The album, Inspiration, a collection of pop standards warbled in a thick Chinese accent, debuted at number 34 on the Billboard top 200 and at number one on the Billboard independent album chart. It sold 40,000 copies in the first week and has since broken the 100,000 mark.
Pop culture history has never seen anything quite this. Hung - who was in Toronto on Sunday to sing Take Me Out To The Ball Game during the seventh inning of the Toronto Blue Jays-Texas Rangers game - has been held up as everything from a champion of the underdog to the poster boy for anti-Asian racism.
It's all a matter of perception, and our perceptions probably say more about us than they do about the Forrest Gumpish Hung, who sits in the eye of a pop culture hurricane, meeting his destiny with a crooked smile and a shrug.
Deftly skirting reporter's queries (with the guidance of his mom), he leaves the question of his involvement in the joke open-ended at a press conference in the Argonauts' dressing room in the Skydome. When asked about his singing talent, he replies, "No comment. I shouldn't be judging myself. Other people should judge me."

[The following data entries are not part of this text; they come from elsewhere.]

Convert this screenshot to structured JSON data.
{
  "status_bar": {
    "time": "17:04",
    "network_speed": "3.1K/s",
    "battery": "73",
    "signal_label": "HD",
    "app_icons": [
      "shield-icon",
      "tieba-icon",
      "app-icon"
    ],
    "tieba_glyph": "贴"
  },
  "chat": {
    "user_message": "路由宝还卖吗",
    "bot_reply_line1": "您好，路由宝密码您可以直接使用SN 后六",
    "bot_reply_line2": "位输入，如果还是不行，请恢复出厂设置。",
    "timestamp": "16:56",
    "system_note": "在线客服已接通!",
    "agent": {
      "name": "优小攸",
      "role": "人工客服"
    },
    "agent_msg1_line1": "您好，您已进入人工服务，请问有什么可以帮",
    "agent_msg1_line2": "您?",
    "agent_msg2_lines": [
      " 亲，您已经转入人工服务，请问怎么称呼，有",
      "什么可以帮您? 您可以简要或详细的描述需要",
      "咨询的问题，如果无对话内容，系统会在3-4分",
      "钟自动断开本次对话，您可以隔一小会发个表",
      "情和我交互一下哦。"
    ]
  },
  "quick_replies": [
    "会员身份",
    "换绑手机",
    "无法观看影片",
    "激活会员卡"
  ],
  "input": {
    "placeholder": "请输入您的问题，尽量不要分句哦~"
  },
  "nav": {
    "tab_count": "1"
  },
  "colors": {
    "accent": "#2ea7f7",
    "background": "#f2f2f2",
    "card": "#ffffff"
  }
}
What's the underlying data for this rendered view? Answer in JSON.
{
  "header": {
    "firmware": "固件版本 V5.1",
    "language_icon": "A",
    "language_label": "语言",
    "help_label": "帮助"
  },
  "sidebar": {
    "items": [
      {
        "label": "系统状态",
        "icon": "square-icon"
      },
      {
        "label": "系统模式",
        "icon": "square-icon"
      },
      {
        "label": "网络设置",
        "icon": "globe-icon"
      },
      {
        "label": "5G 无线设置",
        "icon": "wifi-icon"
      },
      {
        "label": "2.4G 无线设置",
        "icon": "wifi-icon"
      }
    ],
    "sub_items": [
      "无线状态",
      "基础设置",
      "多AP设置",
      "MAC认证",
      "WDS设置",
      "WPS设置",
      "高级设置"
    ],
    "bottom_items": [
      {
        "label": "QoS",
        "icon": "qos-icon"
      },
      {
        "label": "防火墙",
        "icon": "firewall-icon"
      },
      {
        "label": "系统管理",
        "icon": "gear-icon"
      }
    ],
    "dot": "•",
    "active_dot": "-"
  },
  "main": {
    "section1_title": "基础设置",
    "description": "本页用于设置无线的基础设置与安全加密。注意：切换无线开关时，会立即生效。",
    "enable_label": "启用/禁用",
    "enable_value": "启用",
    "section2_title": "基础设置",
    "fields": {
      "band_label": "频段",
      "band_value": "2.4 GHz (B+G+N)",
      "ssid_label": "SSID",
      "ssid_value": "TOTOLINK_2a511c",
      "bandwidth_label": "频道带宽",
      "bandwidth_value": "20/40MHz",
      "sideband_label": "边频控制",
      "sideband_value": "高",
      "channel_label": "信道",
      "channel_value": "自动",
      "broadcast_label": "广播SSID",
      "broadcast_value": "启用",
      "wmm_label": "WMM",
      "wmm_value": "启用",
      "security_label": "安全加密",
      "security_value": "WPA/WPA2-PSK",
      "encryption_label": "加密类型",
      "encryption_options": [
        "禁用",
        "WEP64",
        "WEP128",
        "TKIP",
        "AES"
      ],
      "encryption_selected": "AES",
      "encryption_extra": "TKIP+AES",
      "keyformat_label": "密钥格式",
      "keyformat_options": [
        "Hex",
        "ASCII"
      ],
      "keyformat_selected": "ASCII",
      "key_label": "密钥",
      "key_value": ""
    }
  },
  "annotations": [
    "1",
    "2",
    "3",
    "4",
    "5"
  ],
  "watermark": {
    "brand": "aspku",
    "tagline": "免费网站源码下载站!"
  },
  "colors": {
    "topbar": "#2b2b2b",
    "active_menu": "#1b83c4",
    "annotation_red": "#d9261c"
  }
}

A deeper analysis of Hung's popularity calls for a little academic application, so I ring up Rob Thompson, professor of pop culture and director of the Center for the Study of Popular Television at Syracuse University. Hung couldn't have been just anyone, he observes. There's something special about him.
"There are millions and millions of people who can sing and dance badly, but very few people can sing and dance badly as well as William Hung. He is really good at being really bad."
It's pleasantly "ridiculous," says Thompson. "I'd say William Hung is better at being bad than the winner of the competition is at being good."
Of course, Hung is a product of the age of irony. But this will take him only so far. As Thompson points out, the purpose of ironic consumption is feeling superior. "We consume with tongue in cheek and elbow in rib to demonstrate how smart we are and that we know better than to really like this stuff." But once everybody is in on the joke, it's no longer funny. "That's why the objects of ironic consumption these days have shelf lives similar to that of a carton of milk. It's only fun to be ironic if there are people taking the joke seriously."
And, yes, of course Hung's success is due in part to racist stereotypes. Nobody with any sense can deny that. Hung is the proverbial stereotype of the Asian geek. "The early episodes of American Idol pulled an awful lot of laughs out of the racial stereotype game, and I'm surprised there hasn't been more outrage about it," says Thompson.
He also observes that Hung is totally punk. More so, in fact, than the original punks, who were clearly defining themselves in opposition to recording industry traditions. But that only goes so far, because we have to remember where he came from - American Idol.
By accident or design, he is a joke, a racial stereotype, an unlikely, heartwarming fairy tale and a punk rocker, depending on how we choose to see him - all very confusing to those who booed him when he came out during the seventh inning on Sunday afternoon. After all, what's the point of ridiculing someone who's just going to shrug it off and start singing Take Me Out To The Ball Game?